Gestern wurde auf dem Potsdamer Telegrafenberg der Grundstein für ein Gebäude gelegt, in dem ab Frühjahr 2021 die wunderlichen Organismen erstmals lebendig untersucht werden können. Die Potsdamer Forscher erhoffen sich wertvolle Erkenntnisse über den Einfluss dieser Bakterien und Archaeen (Urbakterien) auf den irdischen Stoffwechsel.

Rund 13 Millionen Euro stecken der Bund und das Land in das Geobiolab des Deutschen Geoforschungszentrums (GFZ) Potsdam. Das Haus wird nordöstlich des Wissenschaftsparks die Reihe der GFZ-Gebäude abschließen. Die Festgäste zeigten sich am Donnerstag durchweg über den Baubeginn erleichtert. Sowohl GFZ-Vorstand Reinhard Hüttl wie auch GFZ-Kuratoriums-Vorstand Karl Eugen Huthmacher, ein Mitarbeiter des Bundesforschungsministeriums, streiften in ihren Grußworten die Hürden, die das Haus bis zu seiner Genehmigung auf dem historischen Areal nehmen musste.

Labors und ein Serverraum

Der künftige fünf geschossige Bau mit einem Untergeschoss wird einmal 15 Laboreinheiten in seinem Zentrum und darum herum rund 30 Büros beherbergen. Als ganz wichtiges Element kommt ein Serverraum mit Hochleistungsrechnern hinzu. Dort werden hochsensible Daten gespeichert, die von vielen Instituten genutzt werden sollen. Katja Döpke vom Architekturbüro Heinle, Wischer und Partner in Stuttgart sagte, man hätte sehr viele Anforderungen erfüllen müssen, zum Beispiel auch die Anpassung an die historische Umgebung. „Wir haben uns für Keramikelemente entschieden“, sagt Döpke. Tatsächlich strahlt die Mischung aus Glas und beigen Keramikplatten zumindest auf den Entwürfen eine klare Schlichtheit aus, die gut zu den anderen Gebäuden passt.
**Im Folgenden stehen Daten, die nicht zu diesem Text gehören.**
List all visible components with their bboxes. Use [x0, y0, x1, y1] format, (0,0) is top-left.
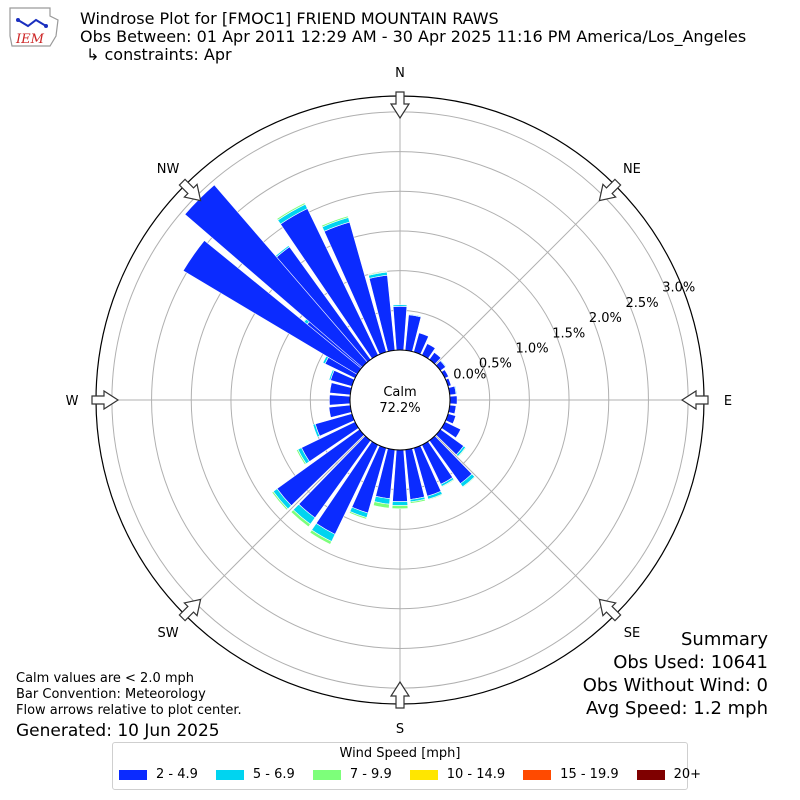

Wichtig wird aber die Arbeit sein, auf die sich der Mikrobiologe Dirk Wagner und die Geochemikerin Liane Benning mit ihren insgesamt 50 Mitarbeitern schon jetzt freuen. „In der tiefen Biosphäre herrschen hohe Drücke und Temperaturen“, sagt Wagner. Die wolle man im Labor simulieren und dann zum Beispiel den Stoffwechsel der Organismen untersuchen. Manche der Mikroorganismen vertilgen CO2und produzieren dann Methan. Das lässt an ganz neue Formen des Klimaschutzes denken. „Aber das ist wirklich Zukunftsmusik“, betont Wagner.